In the wake of Wall Street selloffs that have brought the phrase "double-dip recession" to mind, a report issued August 1 by Stanford University consulting professor Jonathan G. Koomey, Ph.D. revolves around one silver lining of the world's economic woes since 2008: Between 2005 and 2010 data centers did not consume the amount of electricity that had been predicted in earlier analysis.
In 2007 the Environmental Protection Agency made an oft-referenced report to the United States Congress, in which it predicted that the amount of electricity used by data centers would double between 2005 and 2010, as it had between 2000 and 2005. That report not only gained a lot of attention, it also prompted the establishment of EPA EnergyStar programs for equipment used in data centers and for data center facilities.
Dr.

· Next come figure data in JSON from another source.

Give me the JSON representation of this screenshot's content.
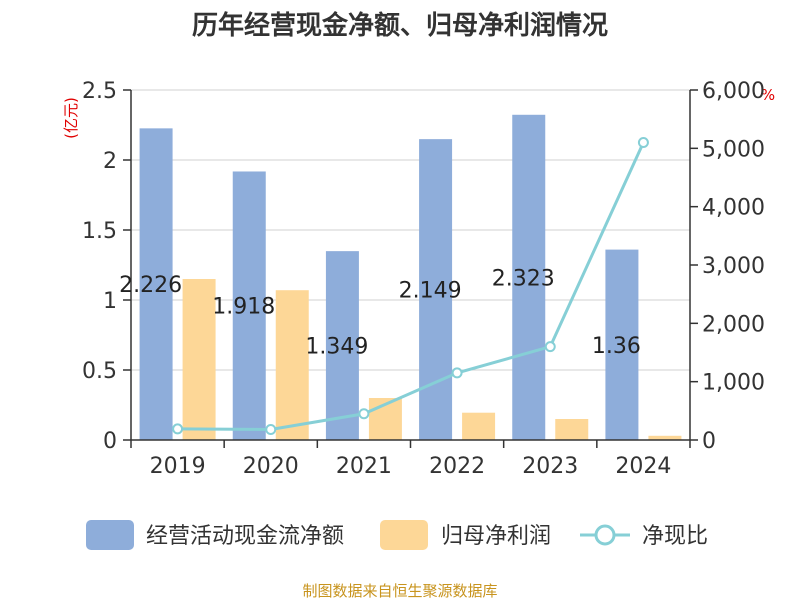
{
  "chart_data": {
    "type": "bar",
    "title": "历年经营现金净额、归母净利润情况",
    "categories": [
      "2019",
      "2020",
      "2021",
      "2022",
      "2023",
      "2024"
    ],
    "series": [
      {
        "name": "经营活动现金流净额",
        "kind": "bar",
        "axis": "left",
        "color": "#8eadda",
        "values": [
          2.226,
          1.918,
          1.349,
          2.149,
          2.323,
          1.36
        ]
      },
      {
        "name": "归母净利润",
        "kind": "bar",
        "axis": "left",
        "color": "#fdd797",
        "values": [
          1.15,
          1.07,
          0.3,
          0.195,
          0.15,
          0.03
        ]
      },
      {
        "name": "净现比",
        "kind": "line",
        "axis": "right",
        "color": "#86cfd6",
        "values": [
          190,
          180,
          450,
          1150,
          1600,
          5100
        ]
      }
    ],
    "data_labels": [
      "2.226",
      "1.918",
      "1.349",
      "2.149",
      "2.323",
      "1.36"
    ],
    "y_left": {
      "unit": "(亿元)",
      "ticks": [
        "0",
        "0.5",
        "1",
        "1.5",
        "2",
        "2.5"
      ],
      "range": [
        0,
        2.5
      ]
    },
    "y_right": {
      "unit": "%",
      "ticks": [
        "0",
        "1,000",
        "2,000",
        "3,000",
        "4,000",
        "5,000",
        "6,000"
      ],
      "range": [
        0,
        6000
      ]
    },
    "grid": true,
    "legend_position": "bottom"
  },
  "source": "制图数据来自恒生聚源数据库"
}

Koomey's report, entitled Growth In Data Center Electricity Use 2005 to 2010, includes an executive summary - the first point of which is that growth in the installed base of data center servers had begun to slow by early 2007 because of virtualization and other factors. The summary then says, "The 2008 financial crisis, the associated economic slowdown, and further improvements in virtualization led to a significant reduction in actual server installed base by 2010 compared to the IDC installed base forecast published in 2007." Later it says electricity used by data centers worldwide increased by about 56 percent in the 2005-2010 period, rather than doubling as it had in the prior five years. In the U.S., electricity use increased by 36 percent rather than doubling.
"Electricity used in U.S. data centers in 2010 was significantly lower than predicted by the EPA's 2007 report to Congress," the executive summary also said, adding, "driven mainly by a lower server installed base than was earlier predicted rather than the efficiency improvements anticipated in the report to Congress."
In that sense, the EPA's red-flag message from 2007 is still applicable. Continued efficiency improvements remain vital.